Leaving The Selfie Stick at Home

Two years ago our English language changed forever when the word selfie became official in the dictionary. A self-taken photograph of oneself, selfies have become commonplace with the spread of smartphones in society. Apps and social media sites such as Snapchat, Instagram, Twitter, and selfie sticks have instigated this phenomenon, changing the world as we know it.

The selfie game is evolving, and it has come with a price. Recently selfie takers have taken the selfie game to a whole new level with BearSelfies. Yes, they are what they sound like. There has been an increasing trend to get close to bears and take selfies with them, hence the word BearSelfie. This is a real problem folks. Recently, Waterton Canyon, a hiking and recreational area near Denver closed because too many hikers, the really smart ones, are attempting BearSelfies. “We’ve actually seen people using selfie sticks to try and get as close to the bears as possible, sometimes within 10 feet of wild bears,” said Brandon Ransom, Denver Water’s manager of recreation.

Waterton Canyon is not the only place faced with happy go lucky hikers trying to get a selfie really close to wildlife. Yellowstone, Lake Tahoe park, Glacier, and countless other national parks and areas with wildlife are now faced with similar problems. Yellowstone alone has at least half a dozen visitors each year get charged and injured by bison because they were trying to get close to snap a selfie with the animal. Warnings do not really seem to work with this breed of selfie takers. Even so, it may be wise to do away with the warnings and let natural selection work itself out.

I think Waterton Canyon’s closing is a wake up call to everyone who values National Parks, Wilderness Areas, and outdoor recreational areas with wildlife. Because of other’s ignorance, others now can’t enjoy the park. Hopefully this is not a precedent for other parks and areas to close. Some serious education about wildlife photography needs to happen for these brainiac tourists and hikers.

If you would like some break from studying and some entertainment, just Google BearSelfie, and I promise you will not be disappointed. The ridiculousness of people’s proximity to bears and other wildlife causes no wonder some people get attacked and injured.
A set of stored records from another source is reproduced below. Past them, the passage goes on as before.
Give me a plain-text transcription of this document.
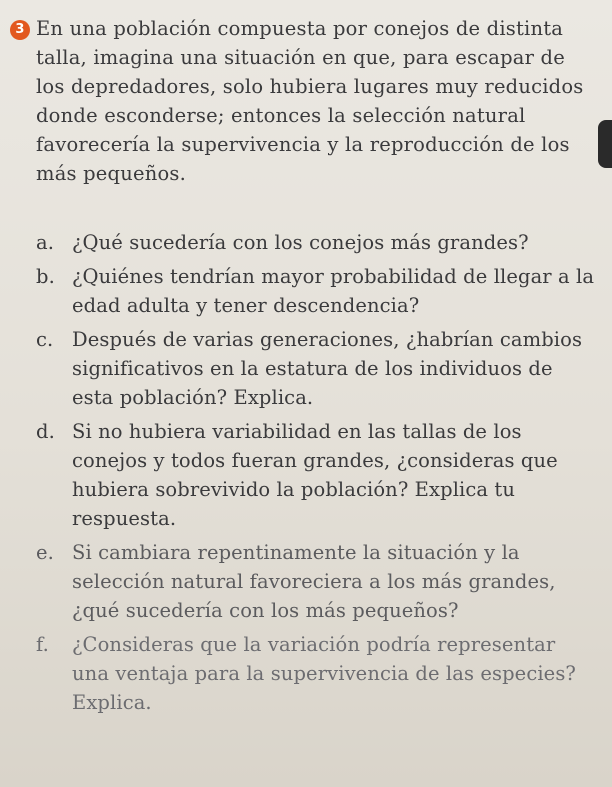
3 En una población compuesta por conejos de distinta talla, imagina una situación en que, para escapar de los depredadores, solo hubiera lugares muy reducidos donde esconderse; entonces la selección natural favorecería la supervivencia y la reproducción de los más pequeños.
a. ¿Qué sucedería con los conejos más grandes?
b. ¿Quiénes tendrían mayor probabilidad de llegar a la edad adulta y tener descendencia?
c. Después de varias generaciones, ¿habrían cambios significativos en la estatura de los individuos de esta población? Explica.
d. Si no hubiera variabilidad en las tallas de los conejos y todos fueran grandes, ¿consideras que hubiera sobrevivido la población? Explica tu respuesta.
e. Si cambiara repentinamente la situación y la selección natural favoreciera a los más grandes, ¿qué sucedería con los más pequeños?
f.	¿Consideras que la variación podría representar una ventaja para la supervivencia de las especies? Explica.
Parks should not have to close because of these people. These are often the type of people who travel in large groups, walk off of the path, litter, and generally don’t respect the environment. If caught for such things as littering, not respecting wildlife, etc., I suggest stiffer penalties and bans on these people from the natural places we are trying to protect and preserve, and not closing the places because of them. For places like parks and hiking areas to be sustainable, there can’t be the thousands of visitors who are uneducated going to these places and feeding wildlife, getting too close to wildlife, trampling plants off trail, and hurting the environment in other ways.

Yellowstone alone has over 3 million visitors a year. The Boundary Waters Canoe Area Wilderness has over 250,000 per year. With so many visitors to national parks and wilderness areas, it can be hard to achieve a sustainable way of accommodating everyone when so many people are not following the rules, guidelines, and common sense about how to respect a place. That is why I think stiffer penalties and punishments should be enforced when people are caught blatantly disturbing wildlife and the environment. Increased education about how to make minimum impacts in such areas as wilderness and parks should also occur and be encouraged before entering these areas and in school systems. Natural areas cannot be sustained if they are kept on being exposed to these types of people with little to no awareness on their environmental impacts.